Le Tribunal Administratif de La Réunion a été saisi par Mme A..., agent du CHU de La Réunion, qui contestait le refus de reporter 5 jours de congés annuels de l'année 2023, acquis avant son placement en congé de longue maladie (CLM) d'avril à décembre 2023. Le tribunal a rejeté sa demande d'annulation, en se fondant sur l'article 4 du décret n°2002-8 du 4 janvier 2002, qui subordonne le report de congés à une autorisation exceptionnelle de l'administration. Il a également écarté le moyen tiré de la directive 2003/88/CE, jugeant que le droit au report des congés non pris pour cause de maladie n'est pas absolu et que l'administration n'a pas commis d'erreur manifeste d'appréciation en refusant le report sollicité.
Le Tribunal Administratif de La Réunion a été saisi par un groupement d'entreprises (GTOI, SBT C-SOGEA, Vinci Construction) pour contester une demande de remboursement de 83 961,12 euros émise par la région Réunion le 23 février 2021, relative à des dégâts causés par des incendies lors du mouvement des "gilets jaunes" sur le chantier de la nouvelle route du littoral. Le tribunal a écarté l'exception de non-lieu soulevée par la région, au motif que la demande de remboursement du 23 février 2021 n'avait pas été retirée, contrairement à l'avis de sommes à payer ultérieur. Il a également rejeté la fin de non-recevoir tirée du caractère indissociable de l'acte attaqué du décompte général, en application des principes régissant le contentieux des marchés publics. La solution retenue par le tribunal n'est pas explicitée dans l'extrait, mais l'analyse porte sur la recevabilité de la requête et l'objet du litige, sans application de textes spécifiques autres que les principes généraux du droit administratif des contrats.
Le Tribunal Administratif de La Réunion a examiné les demandes de Mme A... concernant le versement rétroactif de l'indemnité forfaitaire pour travaux supplémentaires (IFTS) et de la prime de fonctions et de résultats (PFR). Le tribunal a rejeté la requête n° 2300504 comme irrecevable en raison de sa tardiveté, et a également rejeté les conclusions indemnitaires pour défaut de liaison du contentieux. Concernant la requête n° 2400948, le tribunal a annulé l'arrêté du 16 avril 2024 attribuant un rappel d'IFTS, au motif que cette indemnité n'était plus en vigueur depuis 2015, et a rejeté les conclusions indemnitaires pour irrecevabilité. Les demandes de Mme A... ont donc été intégralement rejetées.

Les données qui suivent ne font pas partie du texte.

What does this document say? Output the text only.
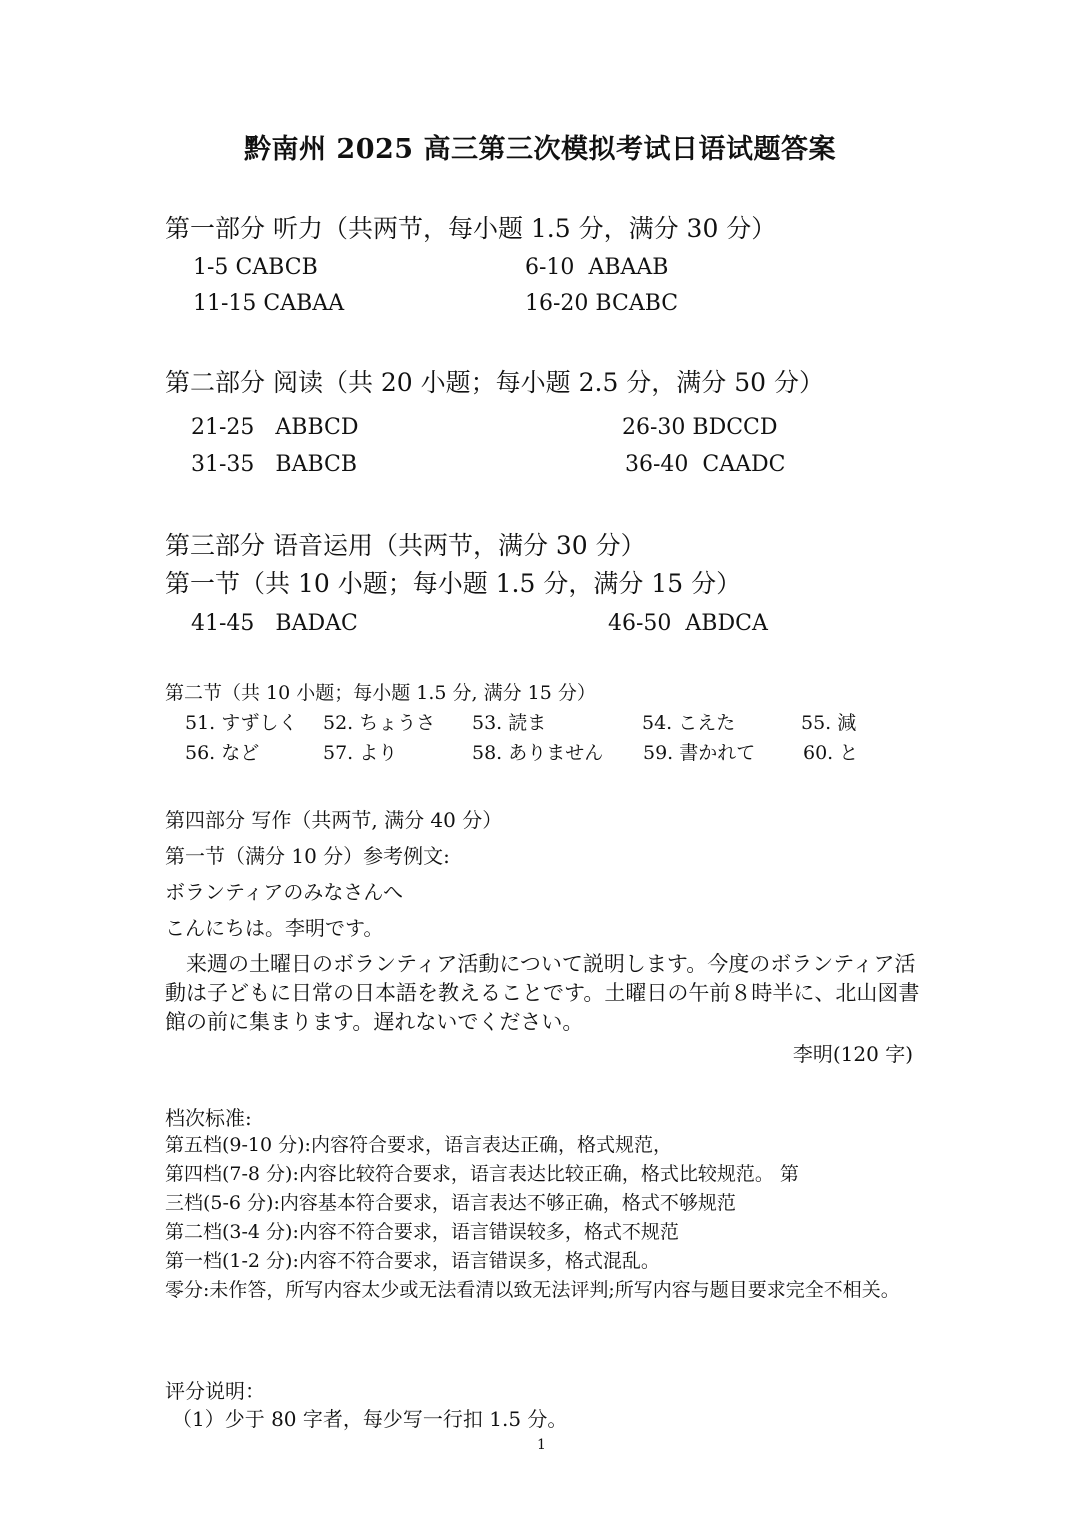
黔南州 2025 高三第三次模拟考试日语试题答案
第一部分 听力（共两节，每小题 1.5 分，满分 30 分）
1-5 CABCB	6-10 ABAAB
11-15 CABAA	16-20 BCABC
第二部分 阅读（共 20 小题；每小题 2.5 分，满分 50 分）
21-25 ABBCD	26-30 BDCCD
31-35 BABCB	36-40 CAADC
第三部分 语音运用（共两节，满分 30 分）
第一节（共 10 小题；每小题 1.5 分，满分 15 分）
41-45 BADAC	46-50 ABDCA
第二节（共 10 小题；每小题 1.5 分, 满分 15 分）
51. すずしく 52. ちょうさ 53. 読ま	54. こえた	55. 減
56. など	57. より	58. ありません 59. 書かれて	60. と
第四部分 写作（共两节, 满分 40 分）
第一节（满分 10 分）参考例文:
ボランティアのみなさんへ
こんにちは。李明です。
来週の土曜日のボランティア活動について説明します。今度のボランティア活動は子どもに日常の日本語を教えることです。土曜日の午前８時半に、北山図書館の前に集まります。遅れないでください。
李明(120 字)
档次标准:
第五档(9-10 分):内容符合要求，语言表达正确，格式规范，
第四档(7-8 分):内容比较符合要求，语言表达比较正确，格式比较规范。 第
三档(5-6 分):内容基本符合要求，语言表达不够正确，格式不够规范
第二档(3-4 分):内容不符合要求，语言错误较多，格式不规范
第一档(1-2 分):内容不符合要求，语言错误多，格式混乱。
零分:未作答，所写内容太少或无法看清以致无法评判;所写内容与题目要求完全不相关。
评分说明：
（1）少于 80 字者，每少写一行扣 1.5 分。
1
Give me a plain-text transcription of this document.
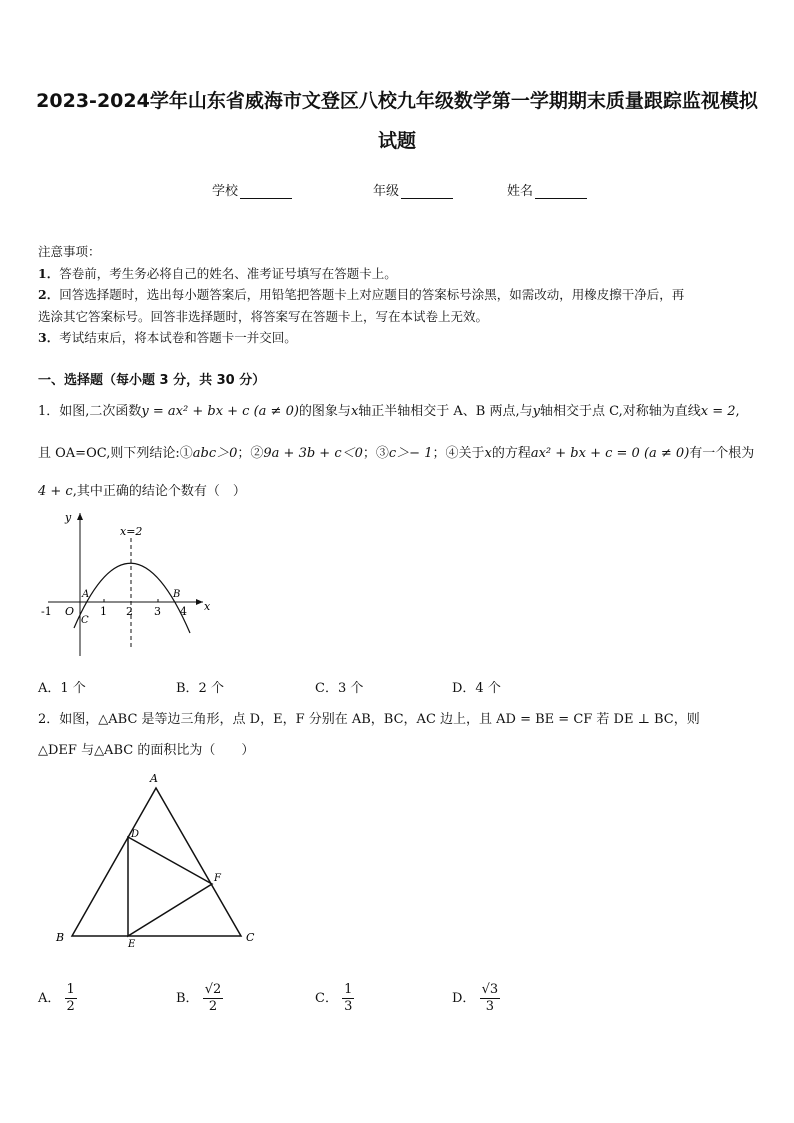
2023-2024学年山东省威海市文登区八校九年级数学第一学期期末质量跟踪监视模拟
试题
学校	年级	姓名

注意事项：

1．答卷前，考生务必将自己的姓名、准考证号填写在答题卡上。

2．回答选择题时，选出每小题答案后，用铅笔把答题卡上对应题目的答案标号涂黑，如需改动，用橡皮擦干净后，再

选涂其它答案标号。回答非选择题时，将答案写在答题卡上，写在本试卷上无效。

3．考试结束后，将本试卷和答题卡一并交回。

一、选择题（每小题 3 分，共 30 分）
1．如图,二次函数y = ax² + bx + c (a ≠ 0)的图象与x轴正半轴相交于 A、B 两点,与y轴相交于点 C,对称轴为直线x = 2,
且 OA=OC,则下列结论:①abc＞0；②9a + 3b + c＜0；③c＞− 1；④关于x的方程ax² + bx + c = 0 (a ≠ 0)有一个根为
4 + c,其中正确的结论个数有（　）
x
y
x=2
-1 O 1 2 3 4
A	B
C
A．1 个	B．2 个	C．3 个	D．4 个
2．如图，△ABC 是等边三角形，点 D，E，F 分别在 AB，BC，AC 边上，且 AD = BE = CF 若 DE ⊥ BC，则
△DEF 与△ABC 的面积比为（　　）
A
B	C
D
E
F
A． $\frac{1}{2}$	B． $\frac{√2}{2}$	C． $\frac{1}{3}$	D． $\frac{√3}{3}$
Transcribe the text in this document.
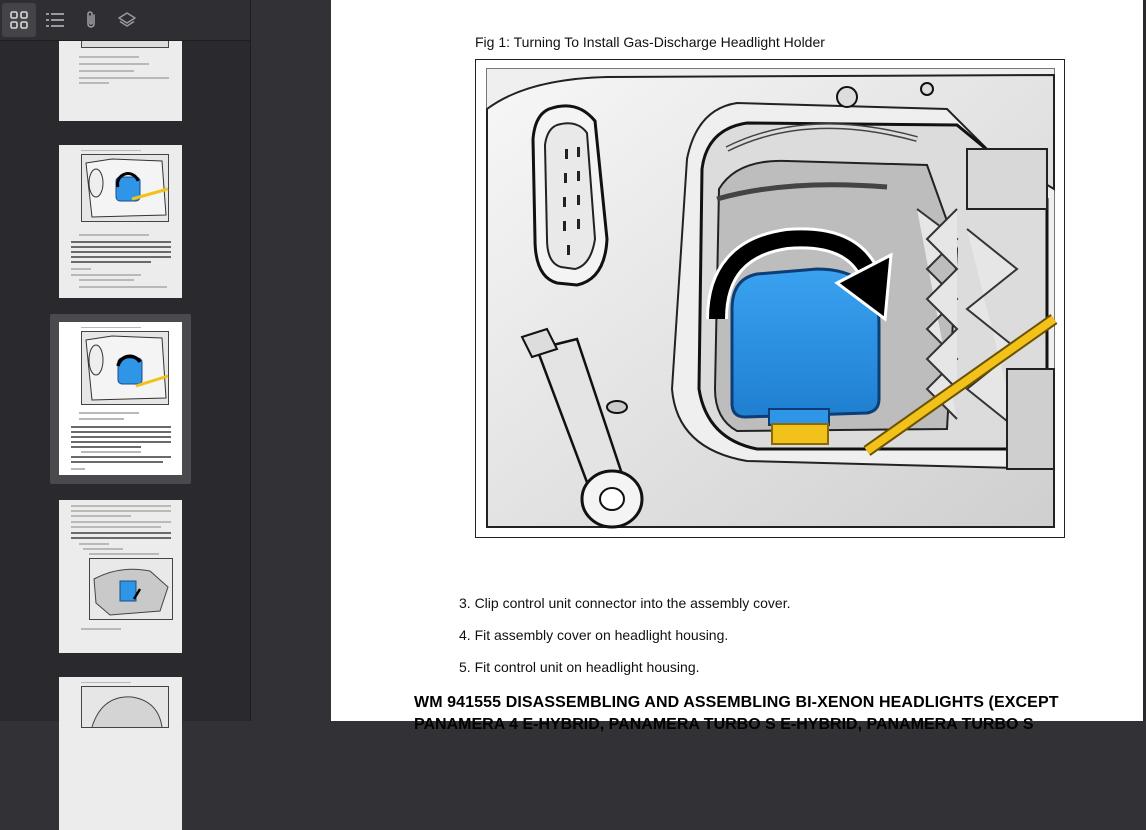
Fig 1: Turning To Install Gas-Discharge Headlight Holder
3. Clip control unit connector into the assembly cover.
4. Fit assembly cover on headlight housing.
5. Fit control unit on headlight housing.
WM 941555 DISASSEMBLING AND ASSEMBLING BI-XENON HEADLIGHTS (EXCEPT
PANAMERA 4 E-HYBRID, PANAMERA TURBO S E-HYBRID, PANAMERA TURBO S
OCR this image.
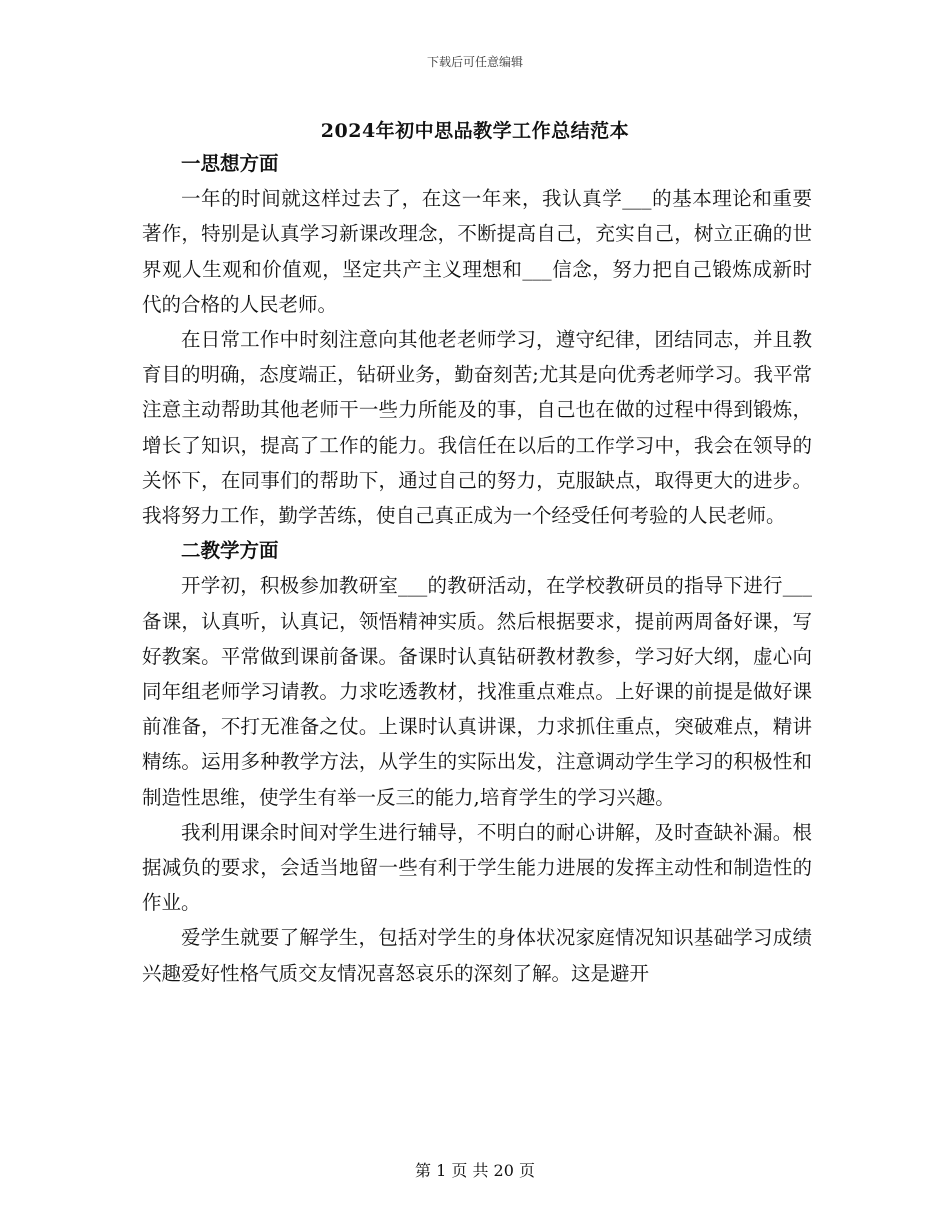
下载后可任意编辑
2024年初中思品教学工作总结范本

一思想方面

一年的时间就这样过去了，在这一年来，我认真学___的基本理论和重要著作，特别是认真学习新课改理念，不断提高自己，充实自己，树立正确的世界观人生观和价值观，坚定共产主义理想和___信念，努力把自己锻炼成新时代的合格的人民老师。

在日常工作中时刻注意向其他老老师学习，遵守纪律，团结同志，并且教育目的明确，态度端正，钻研业务，勤奋刻苦;尤其是向优秀老师学习。我平常注意主动帮助其他老师干一些力所能及的事，自己也在做的过程中得到锻炼，增长了知识，提高了工作的能力。我信任在以后的工作学习中，我会在领导的关怀下，在同事们的帮助下，通过自己的努力，克服缺点，取得更大的进步。我将努力工作，勤学苦练，使自己真正成为一个经受任何考验的人民老师。

二教学方面

开学初，积极参加教研室___的教研活动，在学校教研员的指导下进行___备课，认真听，认真记，领悟精神实质。然后根据要求，提前两周备好课，写好教案。平常做到课前备课。备课时认真钻研教材教参，学习好大纲，虚心向同年组老师学习请教。力求吃透教材，找准重点难点。上好课的前提是做好课前准备，不打无准备之仗。上课时认真讲课，力求抓住重点，突破难点，精讲精练。运用多种教学方法，从学生的实际出发，注意调动学生学习的积极性和制造性思维，使学生有举一反三的能力,培育学生的学习兴趣。

我利用课余时间对学生进行辅导，不明白的耐心讲解，及时查缺补漏。根据减负的要求，会适当地留一些有利于学生能力进展的发挥主动性和制造性的作业。

爱学生就要了解学生，包括对学生的身体状况家庭情况知识基础学习成绩兴趣爱好性格气质交友情况喜怒哀乐的深刻了解。这是避开

第 1 页 共 20 页
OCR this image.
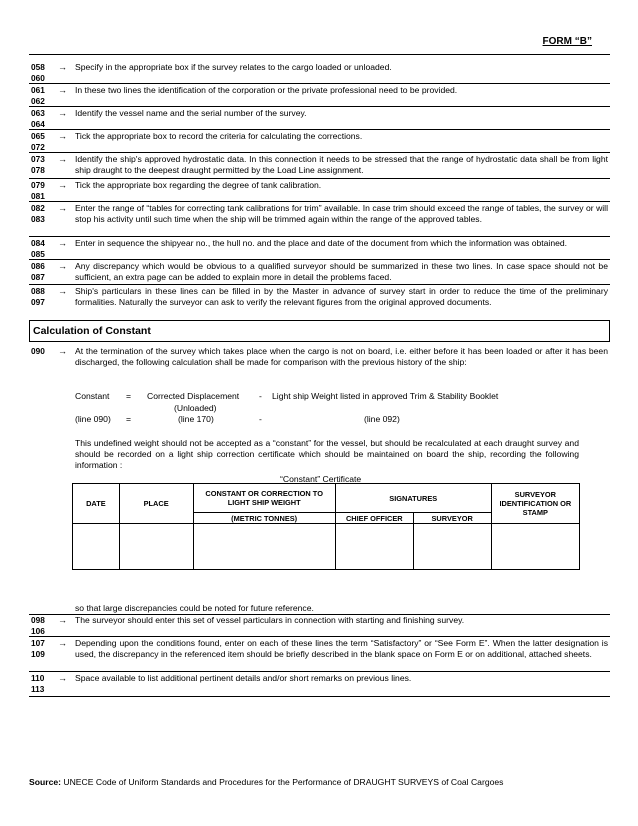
FORM “B”
058
060
→ Specify in the appropriate box if the survey relates to the cargo loaded or unloaded.
061
062
→ In these two lines the identification of the corporation or the private professional need to be provided.
063
064
→ Identify the vessel name and the serial number of the survey.
065
072
→ Tick the appropriate box to record the criteria for calculating the corrections.
073
078
→ Identify the ship's approved hydrostatic data. In this connection it needs to be stressed that the range of hydrostatic data shall be from light ship draught to the deepest draught permitted by the Load Line assignment.
079
081
→ Tick the appropriate box regarding the degree of tank calibration.
082
083
→ Enter the range of “tables for correcting tank calibrations for trim” available. In case trim should exceed the range of tables, the survey or will stop his activity until such time when the ship will be trimmed again within the range of the approved tables.
084
085
→ Enter in sequence the shipyear no., the hull no. and the place and date of the document from which the information was obtained.
086
087
→ Any discrepancy which would be obvious to a qualified surveyor should be summarized in these two lines. In case space should not be sufficient, an extra page can be added to explain more in detail the problems faced.
088
097
→ Ship's particulars in these lines can be filled in by the Master in advance of survey start in order to reduce the time of the preliminary formalities. Naturally the surveyor can ask to verify the relevant figures from the original approved documents.
Calculation of Constant
090 → At the termination of the survey which takes place when the cargo is not on board, i.e. either before it has been loaded or after it has been discharged, the following calculation shall be made for comparison with the previous history of the ship:
Constant = Corrected Displacement - Light ship Weight listed in approved Trim & Stability Booklet
(Unloaded)
(line 090) =	(line 170)	-	(line 092)
This undefined weight should not be accepted as a “constant” for the vessel, but should be recalculated at each draught survey and should be recorded on a light ship correction certificate which should be maintained on board the ship, recording the following information :
“Constant” Certificate
DATE	PLACE	CONSTANT OR CORRECTION TO LIGHT SHIP WEIGHT	SIGNATURES		SURVEYOR IDENTIFICATION OR STAMP
		(METRIC TONNES)	CHIEF OFFICER	SURVEYOR	

so that large discrepancies could be noted for future reference.
098
106
→ The surveyor should enter this set of vessel particulars in connection with starting and finishing survey.
107
109
→ Depending upon the conditions found, enter on each of these lines the term “Satisfactory” or “See Form E”. When the latter designation is used, the discrepancy in the referenced item should be briefly described in the blank space on Form E or on additional, attached sheets.
110
113
→ Space available to list additional pertinent details and/or short remarks on previous lines.
Source: UNECE Code of Uniform Standards and Procedures for the Performance of DRAUGHT SURVEYS of Coal Cargoes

Le Tribunal Administratif de La Réunion (2ème chambre) a rejeté la requête de la SARL Baracom. Celle-ci contestait des ordres de recouvrement émis par l’Agence de services et de paiement (ASP) pour un trop-perçu d’aide à l’embauche liée à des contrats uniques d’insertion (CUI). Le tribunal a jugé que la société n’avait pas justifié de l’effectivité de l’activité des salariés, en violation de l’article R. 5134-63 du code du travail, et que les relevés bancaires produits ne démontraient pas l’absence de perception des aides. La solution retenue est le rejet de l’ensemble des conclusions, y compris la demande de remboursement et celle fondée sur l’article L. 761-1 du code de justice administrative.